Simulation via command line#
ASReview LAB comes with a command line interface for simulating the performance of ASReview algorithm.
Getting started#
The simulation command line tool can be accessed directly like:
asreview simulate MY_DATASET.csv -o MY_SIMULATION.asreview
This performs a simulation with the default active learning model, where
MY_DATASET.csv
is the path to the Fully labeled data
you want to simulate. The result of the simulation is stored, after a successful
simulation, at MY_SIMULATION.asreview
where MY_SIMULATION
is the
filename you prefer and the extension is .asreview
(ASReview project file
extension).
Simulation progress#
The progress of the simulation is given with two progress bars. The top one is
used to count the number of relevant records found. The bottom one monitors the
number of records labeled. By default (see --n-stop
), the simulation stops
once the the top progress bar reaches 100%.
Relevant records found: 100%|█████████████████████████████████████████████████████████| 38/38 [00:04<00:00, 7.83it/s]
Records labeled : 7%|███▊ | 322/4544 [00:04<01:03, 66.37it/s]
Loss: 0.021
NDCG: 0.530
Command line arguments for simulating#
The command asreview simulate --help
provides an overview of available
arguments for the simulation. Each of the sections below describe the available
arguments. The example below shows how you can set the command line arguments.
asreview simulate MY_DATASET.csv -o MY_SIMULATION.asreview -q max_random
Dataset#
- dataset#
Required. File path or URL to the dataset or one of the SYNERGY datasets.
You can also use one of the SYNERGY dataset. Use the following command and replace DATASET_ID
by the
dataset ID.
asreview simulate synergy:DATASET_ID
For example:
asreview simulate synergy:van_de_schoot_2018 -o myreview.asreview
Active learning#
- --ai AI#
The AI to simulate with. Default is
elas_u4
.
- -c, --classifier CLASSIFIER#
The classifier for active learning. Default is Naive Bayes (
nb
).
- -q, --querier QUERIER#
The querier for active learning. Default is Maximum (
max
).
- -b, --balancer BALANCER#
Data rebalancing strategy mainly for RNN methods. Helps against imbalanced datasets with few inclusions and many exclusions. Default is
balanced
.
- -e, --feature-extractor FEATURE_EXTRACTOR#
Feature extraction algorithm. Some combinations of feature extractors and classifiers are not supported or feasible. Default is TF-IDF (
tfidf
).
- --seed SEED#
Seed for the model (classifiers, balance strategies, feature extraction techniques, and query strategies).

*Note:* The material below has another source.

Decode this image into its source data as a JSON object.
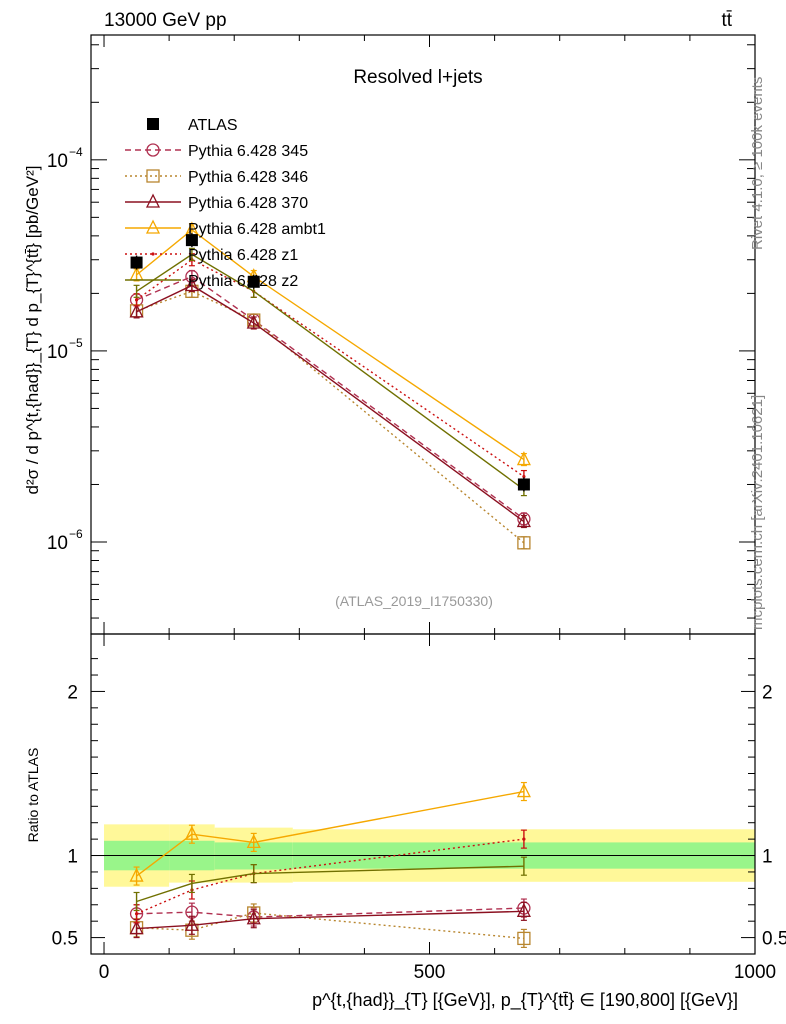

- --prior-seed PRIOR_SEED#
Seed for selecting prior records if the
--prior-idx
option is not used. If the option--prior-idx
is used with one or more indices, this option is ignored.
- --embedding EMBEDDING_FP#
File path of embedding matrix. Required for LSTM models.
Prior knowledge#
By default, the model initializes with no prior included or excluded records.
You can set the number of priors by --n-prior-included
and
--n-prior-excluded
. Alternatively, you can initialize your model with a
specific set of starting papers using --prior-idx
or --prior-record-id
to select the indices or record IDs of the papers you want to start the
simulation with.
The following options can be used to label prior knowledge:
- --n-prior-included N_PRIOR_INCLUDED#
Sample n prior included records. Only used when
--prior-idx
is not given. Default 0.
- --n-prior-excluded N_PRIOR_EXCLUDED#
Sample n prior excluded records. Only used when
--prior-idx
is not given. Default 0.
- --prior-idx [PRIOR_IDX [PRIOR_IDX ...]]#
Prior indices by row number (row numbers start at 0).
- --prior-record-id [PRIOR_RECORD_ID [PRIOR_RECORD_ID ...]]#
Prior indices by record ID.
Simulation setup#
- --n-query N_QUERY#
Number of records queried each query. Default 1.
- --n-stop N_STOP#
The number of label actions to simulate. If not set, simulation stops after the last relevant record is found. Use -1 to simulate all label actions.
- --config-file CONFIG_FILE#
Configuration file for the learning cycle.
Results#
- --output OUTPUT, -o OUTPUT#
Location to ASReview project file of simulation.
- --verbose VERBOSE, -v VERBOSE#
Verbosity level.
Algorithms#
The command line interface provides an easy way to get an overview of all available active learning model elements (classifiers, query strategies, balance strategies, and feature extraction algorithms) and their names for command line usage in ASReview LAB. The following command lists the available models:
asreview algorithms
The command includes models added via Developing Extensions. See Developing Extensions for more information on developing new models and install them via extensions.
Use pip install asreview-dory
to get access to all Dory models. The Dory
extension contains a collection of New and Exciting MOdels.